Jazz Music Library contains over 10,000 albums, including thousands of jazz artists, ensembles, albums, and genres. It's the largest and most comprehensive collection of streaming jazz available online (part of Music Online from Alexander Street Press).
Improvising the score : rethinking modern film music through jazz
by
Gretchen L. Carlson
The first book of its kind, Improvising the Score vividly investigates unique collaborations between contemporary jazz artists and influential film directors, providing a behind-the-scenes look at innovative and integrative jazz-film productions that challenge us to rethink the possibilities of movie music. These in-depth case studies include collaborations between Terence Blanchard and Spike Lee (Malcolm X, When the Levees Broke), Dick Hyman and Woody Allen (Hannah and Her Sisters), Antonio Sanchez and Alejandro Gonzalez Iñárritu (Birdman), and Mark Isham and Alan Rudolph (Afterglow).

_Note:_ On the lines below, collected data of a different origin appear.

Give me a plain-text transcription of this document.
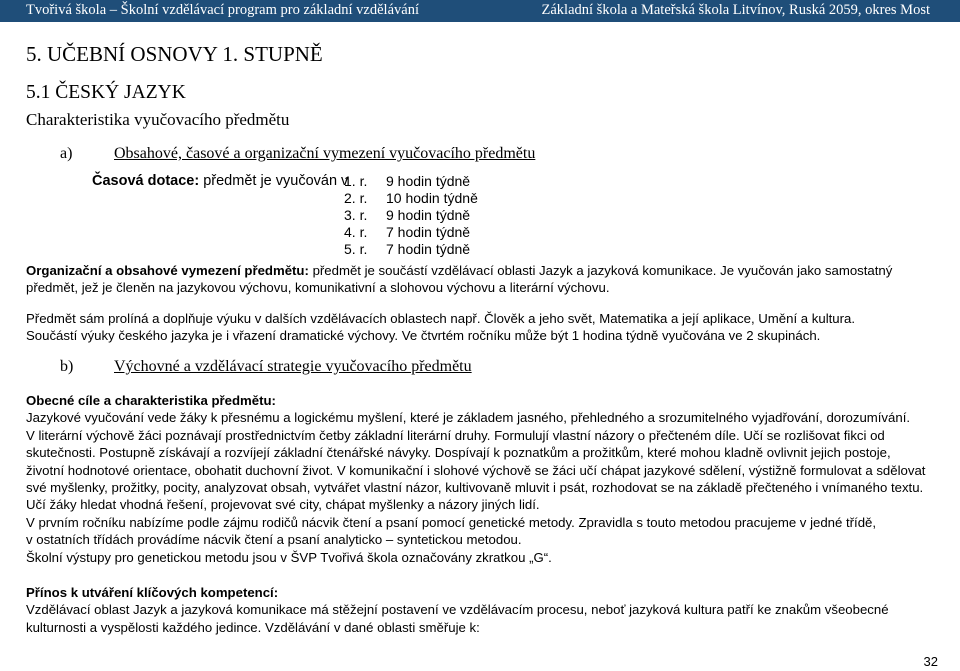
Tvořivá škola – Školní vzdělávací program pro základní vzdělávání	Základní škola a Mateřská škola Litvínov, Ruská 2059, okres Most
5. UČEBNÍ OSNOVY 1. STUPNĚ
5.1 ČESKÝ JAZYK
Charakteristika vyučovacího předmětu
a)	Obsahové, časové a organizační vymezení vyučovacího předmětu
Časová dotace: předmět je vyučován v
1. r. 9 hodin týdně
2. r. 10 hodin týdně
3. r. 9 hodin týdně
4. r. 7 hodin týdně
5. r. 7 hodin týdně
Organizační a obsahové vymezení předmětu: předmět je součástí vzdělávací oblasti Jazyk a jazyková komunikace. Je vyučován jako samostatný
předmět, jež je členěn na jazykovou výchovu, komunikativní a slohovou výchovu a literární výchovu.
Předmět sám prolíná a doplňuje výuku v dalších vzdělávacích oblastech např. Člověk a jeho svět, Matematika a její aplikace, Umění a kultura.
Součástí výuky českého jazyka je i vřazení dramatické výchovy. Ve čtvrtém ročníku může být 1 hodina týdně vyučována ve 2 skupinách.
b)	Výchovné a vzdělávací strategie vyučovacího předmětu
Obecné cíle a charakteristika předmětu:
Jazykové vyučování vede žáky k přesnému a logickému myšlení, které je základem jasného, přehledného a srozumitelného vyjadřování, dorozumívání.
V literární výchově žáci poznávají prostřednictvím četby základní literární druhy. Formulují vlastní názory o přečteném díle. Učí se rozlišovat fikci od
skutečnosti. Postupně získávají a rozvíjejí základní čtenářské návyky. Dospívají k poznatkům a prožitkům, které mohou kladně ovlivnit jejich postoje,
životní hodnotové orientace, obohatit duchovní život. V komunikační i slohové výchově se žáci učí chápat jazykové sdělení, výstižně formulovat a sdělovat
své myšlenky, prožitky, pocity, analyzovat obsah, vytvářet vlastní názor, kultivovaně mluvit i psát, rozhodovat se na základě přečteného i vnímaného textu.
Učí žáky hledat vhodná řešení, projevovat své city, chápat myšlenky a názory jiných lidí.
V prvním ročníku nabízíme podle zájmu rodičů nácvik čtení a psaní pomocí genetické metody. Zpravidla s touto metodou pracujeme v jedné třídě,
v ostatních třídách provádíme nácvik čtení a psaní analyticko – syntetickou metodou.
Školní výstupy pro genetickou metodu jsou v ŠVP Tvořivá škola označovány zkratkou „G“.
Přínos k utváření klíčových kompetencí:
Vzdělávací oblast Jazyk a jazyková komunikace má stěžejní postavení ve vzdělávacím procesu, neboť jazyková kultura patří ke znakům všeobecné
kulturnosti a vyspělosti každého jedince. Vzdělávání v dané oblasti směřuje k:
32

Grounded in fascinating personal interviews, detailed film production analysis, and examinations of jazz artists' "creative labor" in the context of film production expectations, this book illustrates the dynamic possibilities of integrative artistic collaborations between jazz and film, and more broadly, music and media.
The sonic gaze : jazz, Whiteness, and racialized listening
by
T. Storm Heter
This book argues that whiteness is not only a visual orientation; it is a way of hearing. Inspired by formulations of race and whiteness in the existential writings of Frantz Fanon, Simone de Beauvoir, Jean-Paul Sartre, W.E.B. Du Bois, Richard Wright, Lewis Gordon, Angela Davis, bell hooks and Sara Ahmed, this book introduces students to the notion of the white sonic gaze.

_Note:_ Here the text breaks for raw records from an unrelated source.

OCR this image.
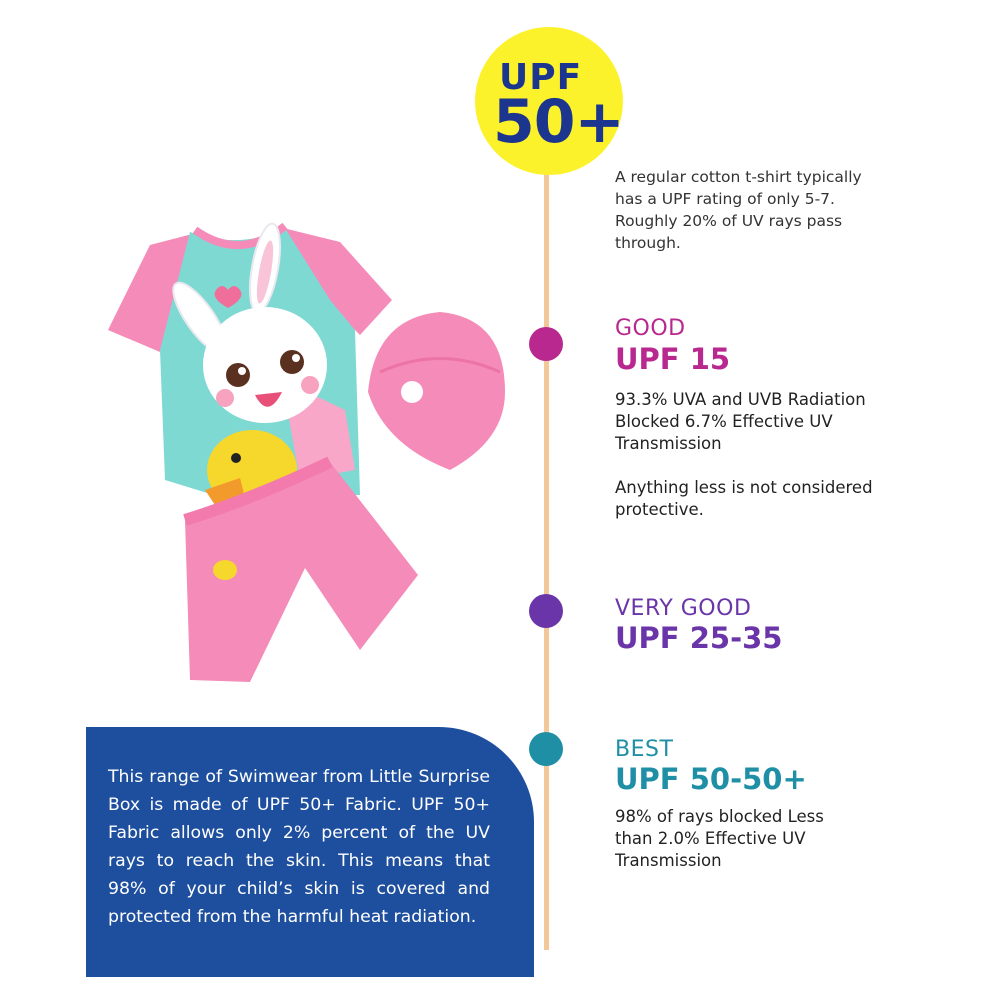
UPF
50+

A regular cotton t-shirt typically has a UPF rating of only 5-7. Roughly 20% of UV rays pass through.

GOOD
UPF 15

93.3% UVA and UVB Radiation Blocked 6.7% Effective UV Transmission

Anything less is not considered protective.

VERY GOOD
UPF 25-35
BEST
UPF 50-50+

98% of rays blocked Less than 2.0% Effective UV Transmission

This range of Swimwear from Little Surprise Box is made of UPF 50+ Fabric. UPF 50+ Fabric allows only 2% percent of the UV rays to reach the skin. This means that 98% of your child’s skin is covered and protected from the harmful heat radiation.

Expanding the canon : black composers in the music theory classroom
by
Melissa E. Hoag
Directly addressing the underrepresentation of Black composers in core music curricula, Expanding the Canon: Black Composers in the Music Theory Classroom aims to both demonstrate why diversification is badly needed and help faculty expand their teaching with practical, classroom-oriented lesson plans that focus on teaching music theory with music by Black composers. This collection of 21 chapters is loosely arranged to resemble a typical music theory curriculum, with topics progressing from basic to advanced and moving from fundamentals, diatonic harmony, and chromatic harmony to form, popular music, and music of the twentieth and twenty-first centuries.
Jazz singing : a guide to pedagogy and performance
by
Tish Oney
Tish Oney presents a cutting-edge guide for those teaching and singing jazz, combining jazz voice stylization techniques and various improvisational approaches with classic voice pedagogy. Legendary jazz singers' approaches and techniques are described to illustrate the various approaches available to jazz singers.